Ben rüya konusuna çok önem veririm.

Her gece bir sürü rüya görür, hatta rüyamın orta yerinde uyanırsam tekrar uyuduğumda kaldığım yerden devam ederim.

Bu sayede Kutuplardan Afrika’ya bütün dünyayı gezdim örneğin…

Dedemle dut ağacının dibinde yine çocuk da oldum, Obama ile tavla da oynadım, Atatürk ile rakı da tokuşturdum, Demirel ile kebapçıya da gittim…

Gerçi mafya hesaplaşmasının ortasında kaldığım ya da Başbakan tarafından sopayla kovalandığım da oldu; ama neyse.

O kadar abuk sabuk, o kadar film gibi rüyalar görüyorum ki Sevgili Beyim çok özeniyor bu halime, “sana bir ara kablo taktırıp izlemek istiyorum” diyor.

Özellikle de hamileyken gördüğüm rüyaları dinlemeye bayılıyordu.

Bir keresinde (ki Bestami boyutlarına ulaştığım zamandı) rüyamda Şanza isimli bir kadının uzaktan beni gösterip de “ayol karısının yarısı bu, karısı bunun iki katı” esprisine kahkahalarla gülen Beyimi görüp; sabahın köründe kendisini geleneksel çimdik yöntemiyle uyandırmış ve “bunda gülecek ne var” diye sormuştum.

Önce anlamadı tabii ama sonra “iyi espriymiş” diye uzun süre dalga geçti benimle.

Ben de “o bayıldığın espriyi yapan Şanza değil, benim bilinçaltım” diye cevap verdim her seferinde.

Neticede o dönemde “bilincim” koca gövdemin “altında” kalmıştı ve böyle şuursuz rüyalar görmem normaldi.

Diyeceğim odur ki; bugüne kadar bu rüyalarımdan hiç rahatsız olmadım.

Ta ki bu sabah Beyim “Türkan isimli elebaşı ile Bursa’da insanları dolandıran rüya tacirleri çetesi” haberini gösterene kadar.

Aralarında “profesörlerin” bile olduğu 50 kişiyi “istihareye yatarak” ikna etmiş ve milyonlarca lira dolandırmışlar ya ne diyeyim?

Peygamber soyundan geldiklerini söyleyen muhteremler; istihareye yatmış ve “helal değil seninki” diyerek öyle herkesin parasını da kabul etmemişler. Bunu gururuna yediremeyen bir işadamı da “vallahi helal; size helal olsun bana müstahak” diyerek çok daha fazla para verip “itibarını” kurtarmış.

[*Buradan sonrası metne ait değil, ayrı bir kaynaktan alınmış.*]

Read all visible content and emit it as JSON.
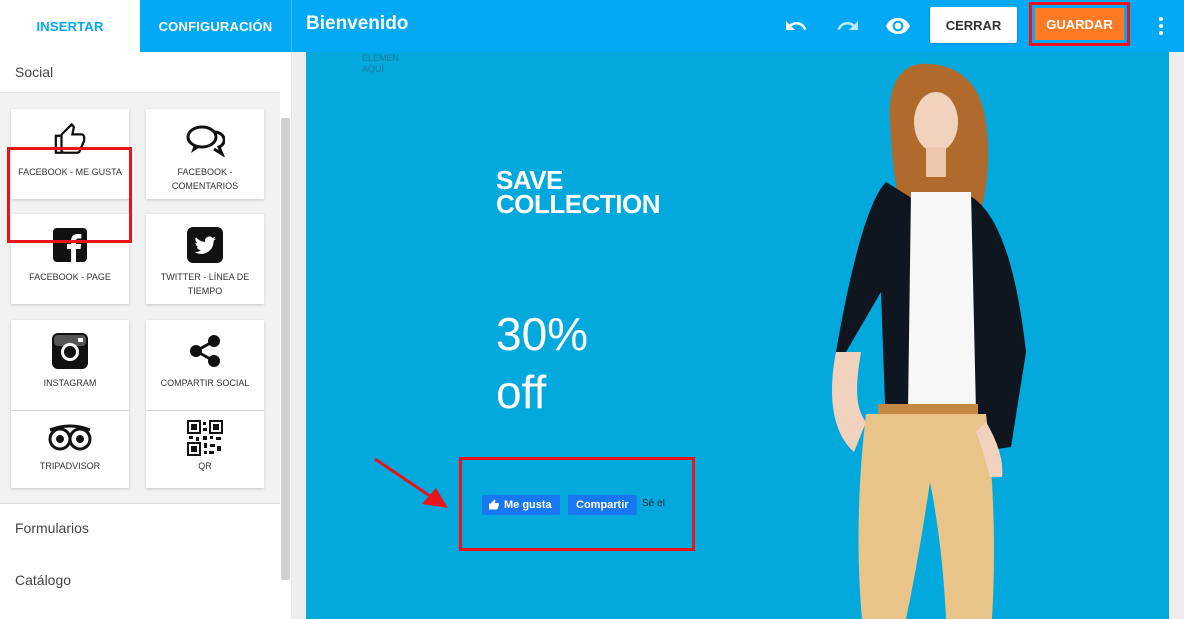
{
  "tabs": {
    "insert": "INSERTAR",
    "config": "CONFIGURACIÓN"
  },
  "header": {
    "title": "Bienvenido",
    "close_label": "CERRAR",
    "save_label": "GUARDAR"
  },
  "sidebar": {
    "sections": {
      "social": "Social",
      "forms": "Formularios",
      "catalog": "Catálogo"
    },
    "widgets": [
      {
        "label": "FACEBOOK - ME GUSTA",
        "icon": "thumbs-up-icon"
      },
      {
        "label": "FACEBOOK - COMENTARIOS",
        "icon": "comments-icon"
      },
      {
        "label": "FACEBOOK - PAGE",
        "icon": "facebook-icon"
      },
      {
        "label": "TWITTER - LÍNEA DE TIEMPO",
        "icon": "twitter-icon"
      },
      {
        "label": "INSTAGRAM",
        "icon": "instagram-icon"
      },
      {
        "label": "COMPARTIR SOCIAL",
        "icon": "share-icon"
      },
      {
        "label": "TRIPADVISOR",
        "icon": "tripadvisor-icon"
      },
      {
        "label": "QR",
        "icon": "qr-code-icon"
      }
    ]
  },
  "canvas": {
    "placeholder_line1": "ELEMEN",
    "placeholder_line2": "AQUÍ",
    "headline_line1": "SAVE",
    "headline_line2": "COLLECTION",
    "discount_line1": "30%",
    "discount_line2": "off",
    "fb_like_label": "Me gusta",
    "fb_share_label": "Compartir",
    "fb_note": "Sé el"
  },
  "colors": {
    "topbar": "#03a9f4",
    "canvas_bg": "#03a9dc",
    "save_button": "#ff7a22",
    "highlight": "#e8141b",
    "facebook_blue": "#1877f2"
  }
}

Bilim adamları rüya için geçici ölüm hali diyor ya hani; işte ben de merak ediyorum bizim Milletin bilinci ne zaman ebedi istirahata yattı acaba?

Ne zaman o çok övündüğümüz aklımızı kullanmayı unutup bir “köşede” paslanmaya bıraktık ve ne zaman insanların duygularıyla, inançlarıyla oynayarak “köşe dönenler” bu kadar çok arttı?

Ve acaba bizler ne zaman “uyurgezerlikten” kurtulup da çevremizde gezinen “uyanıkları” göreceğiz?

Şair benden güzel anlatmış yine:

Kimlere kaldın ki yalancı dünya?
Her yeri taramış hırsızla kapkaç;
Gariban, mağdurum gözünü dört aç;
Yaşantımız sanki olmuş bir rüya…

Böyle düşüncelere dalmışken; benden hiç beklenmeyecek kadar uzun bir süre yani 2 dakika kadar sessiz kaldığımı görüp de endişelenen Beyim, “e ne diyorsun bu duruma?” diye tekrar sordu bana.

“Rahatsız etme, istirahata çekilmem ve geleceğimiz ne olacak diye istihareye yatmam gerek acilen” cevabını verdim.